I spoke to a former Dom and sex worker. First off, I think sex work, if done properly, can teach us a lot of lessons about consent. Whether it’s your thing or not, sexuality as a means of survival and prosperity is not a new thing by far. This person taught me consent and boundaries are set way before an intimate act happens. Safe words, places and things that are off limits, and even intensity preferences. There are people who don’t get the rules right, but there are consequences for that too. If you disobey previously set rules of consent, you can get shunned from these communities and shamed immediately.


via GIPHY


Why can’t we do that in mainstream society? It seems like consent requires a little more debate and disagreement for the rest of us. I didn’t want my research to stop with dominant and submissive work, though.
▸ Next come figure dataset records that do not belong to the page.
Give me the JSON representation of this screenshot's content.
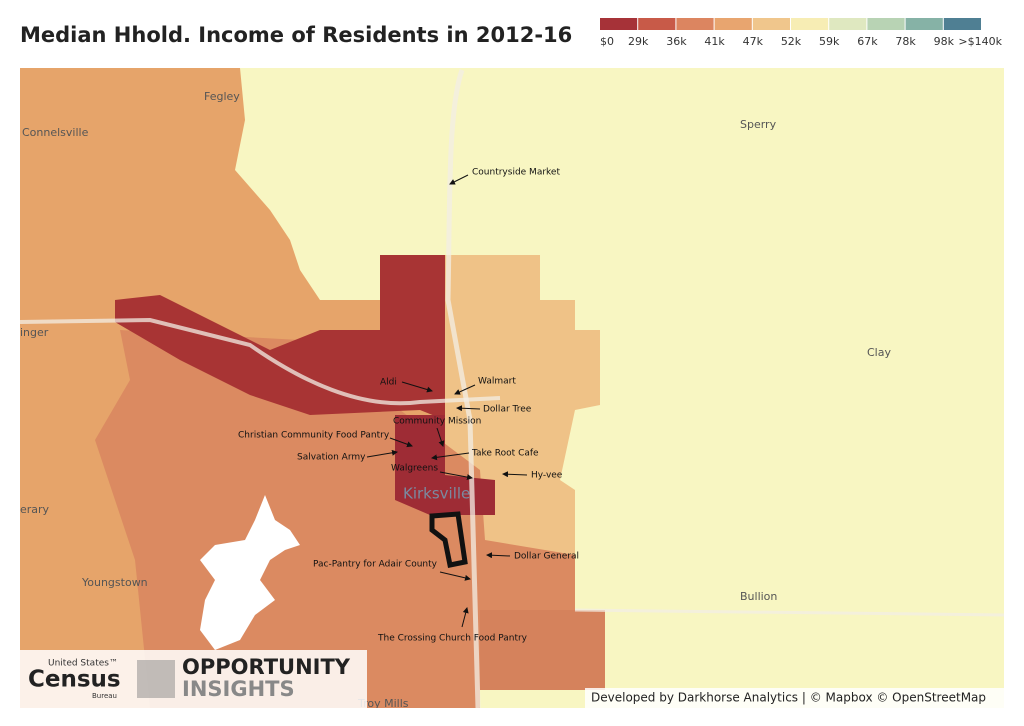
{
  "title": "Median Hhold. Income of Residents in 2012-16",
  "legend": {
    "labels": [
      "$0",
      "29k",
      "36k",
      "41k",
      "47k",
      "52k",
      "59k",
      "67k",
      "78k",
      "98k",
      ">$140k"
    ],
    "colors": [
      "#a63238",
      "#c85a48",
      "#dc8560",
      "#e8a56f",
      "#f0c68c",
      "#f7edb4",
      "#dfe8c0",
      "#b8d3b4",
      "#86b2a6",
      "#4f7f93"
    ]
  },
  "places": [
    "Fegley",
    "Connelsville",
    "Sperry",
    "Clay",
    "Bullion",
    "Youngstown",
    "Kirksville",
    "inger",
    "erary",
    "Troy Mills"
  ],
  "pois": [
    "Countryside Market",
    "Aldi",
    "Walmart",
    "Dollar Tree",
    "Community Mission",
    "Christian Community Food Pantry",
    "Take Root Cafe",
    "Salvation Army",
    "Walgreens",
    "Hy-vee",
    "Dollar General",
    "Pac-Pantry for Adair County",
    "The Crossing Church Food Pantry"
  ],
  "logos": {
    "census": [
      "United States™",
      "Census",
      "Bureau"
    ],
    "opportunity": [
      "OPPORTUNITY",
      "INSIGHTS"
    ]
  },
  "attribution": "Developed by Darkhorse Analytics | © Mapbox © OpenStreetMap"
}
I got even deeper into conversations with everyday people. Some felt asking for verbal consent in the midst of getting it on ruined the mood. Some thought it was too PC and people really didn’t need consent, it was implied. But a lot of people agreed, having honest conversations with sexual partners, or just people we are around in general, made experiences feel freer and more collaborative. Basically, we all get off if everyone is in agreement.


But what about making it sexy? That’s the whole reason I’m reading this article! For sure. These are tactics I’ve come up with. They really work for me but be sure to make it your own. In addition to the “What are you into” question, you can try to play a game of getting to know each other leading up to sex. When I began dating someone new, I ask questions that are not too invasive, but still straight to the point. My style. If you can’t talk about your preferences and expectations from intimacy and relationships on a date, it’s a pretty good indication that this person might not be “there” yet. I’m not saying you should lead with “I’m into anal play, but only with lube doe.” Instead, ask them what turns them on. Usually people will get more detailed if you make them feel comfortable talking about the subject with you. I even explain my need for consent before physical touch in general. If I can’t see you, don’t touch me. Plain and simple. I don’t like being hugged from behind without a verbal cue, and if you’re the shoulder tap type, we won’t get along. I have specific reasons for this, but your agreement on it only involves the need and desire for consensual and mutual intimacy. Another tactic I use is making eye contact. Anything is sexy when you’re looking deeply into someone’s eyes. If I make eye contact and ask, “Can I kiss you here?” you tellin’ me that’ll ruin the mood? I doubt it.


via GIPHY


So, if you need consent before a kiss, I’ll ask for it. If you want me to ask before getting a handful, you got it, boo. If you just want consent before I walk into your room, keep it easy, Imma give that to you anyway. Whenever you’re looking to interact with someone else’s body, remember just that: it’s someone else’s body, not yours. Asking for consent is as awkward and extra as you make it. Spice it up, keep it cute, keep it respectful, and ask for consent.